You are building a sand castle and want to use a bucket that holds a volume of 826 in.cubed and has height 10.6 in. What is the radius of the​ bucket? Use 3.14 for pi. Use pencil and paper. If the height of the bucket is​ changed, but the volume stays the​ same, then how will the radius​ change? Explain.

1 answer

To find the radius of the bucket, we can use the formula for the volume of a cylinder, which is given by:

\[ V = \pi r^2 h \]

where:

  • \( V \) is the volume,
  • \( r \) is the radius,
  • \( h \) is the height, and
  • \( \pi \) is a constant (approximately 3.14).

We are given:

  • \( V = 826 , \text{in}^3 \)
  • \( h = 10.6 , \text{in} \)

We can substitute the values into the formula to solve for \( r \):

\[ 826 = 3.14 \cdot r^2 \cdot 10.6 \]

First, calculate \( 3.14 \cdot 10.6 \):

\[ 3.14 \cdot 10.6 = 33.324 \]

Now the equation becomes:

\[ 826 = 33.324 \cdot r^2 \]

Next, divide both sides by 33.324 to isolate \( r^2 \):

\[ r^2 = \frac{826}{33.324} \approx 24.76 \]

Now, take the square root to find \( r \):

\[ r \approx \sqrt{24.76} \approx 4.976 , \text{in} \]

So, the radius of the bucket is approximately \( 4.98 \text{ in} \).

How Radius Changes with Height

If the height of the bucket is changed but the volume remains the same, we can analyze how the radius will change.

From the volume formula:

\[ V = \pi r^2 h \]

If the volume \( V \) is kept constant and the height \( h \) changes, we can express the radius in terms of height:

\[ r^2 = \frac{V}{\pi h} \] \[ r = \sqrt{\frac{V}{\pi h}} \]
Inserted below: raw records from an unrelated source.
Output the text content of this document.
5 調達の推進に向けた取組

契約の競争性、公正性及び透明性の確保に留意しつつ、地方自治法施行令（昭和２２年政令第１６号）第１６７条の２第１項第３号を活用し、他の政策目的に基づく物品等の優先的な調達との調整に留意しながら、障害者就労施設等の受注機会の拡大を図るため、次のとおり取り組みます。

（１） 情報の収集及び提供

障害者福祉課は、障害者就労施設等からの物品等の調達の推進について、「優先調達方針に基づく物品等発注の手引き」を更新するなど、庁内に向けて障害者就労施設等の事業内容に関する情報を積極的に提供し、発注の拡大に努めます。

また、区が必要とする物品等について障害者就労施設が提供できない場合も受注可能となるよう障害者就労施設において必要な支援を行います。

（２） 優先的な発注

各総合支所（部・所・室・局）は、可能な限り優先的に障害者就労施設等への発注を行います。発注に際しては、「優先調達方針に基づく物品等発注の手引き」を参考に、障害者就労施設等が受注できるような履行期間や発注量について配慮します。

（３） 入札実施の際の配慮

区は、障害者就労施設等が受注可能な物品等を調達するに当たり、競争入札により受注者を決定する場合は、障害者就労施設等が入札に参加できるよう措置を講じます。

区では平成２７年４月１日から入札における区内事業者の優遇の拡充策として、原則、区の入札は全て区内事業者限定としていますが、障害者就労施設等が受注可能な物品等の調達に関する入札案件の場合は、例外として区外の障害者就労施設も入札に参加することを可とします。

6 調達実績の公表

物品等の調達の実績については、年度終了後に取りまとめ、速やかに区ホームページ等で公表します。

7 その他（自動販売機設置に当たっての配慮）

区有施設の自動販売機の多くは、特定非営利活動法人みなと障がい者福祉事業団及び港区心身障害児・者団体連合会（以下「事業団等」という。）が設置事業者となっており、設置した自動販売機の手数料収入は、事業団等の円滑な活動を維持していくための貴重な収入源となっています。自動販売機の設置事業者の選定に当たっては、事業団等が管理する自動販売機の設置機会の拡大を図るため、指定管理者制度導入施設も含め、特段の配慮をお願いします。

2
From this equation, you can see that the radius \( r \) is inversely proportional to the square root of the height \( h \). This means:

  • If the height \( h \) increases, the radius \( r \) must decrease to maintain the same volume.
  • Conversely, if the height \( h \) decreases, the radius \( r \) must increase.

In summary, changing the height of the bucket while keeping the volume constant will lead to an inverse relationship between height and radius: as one increases, the other decreases.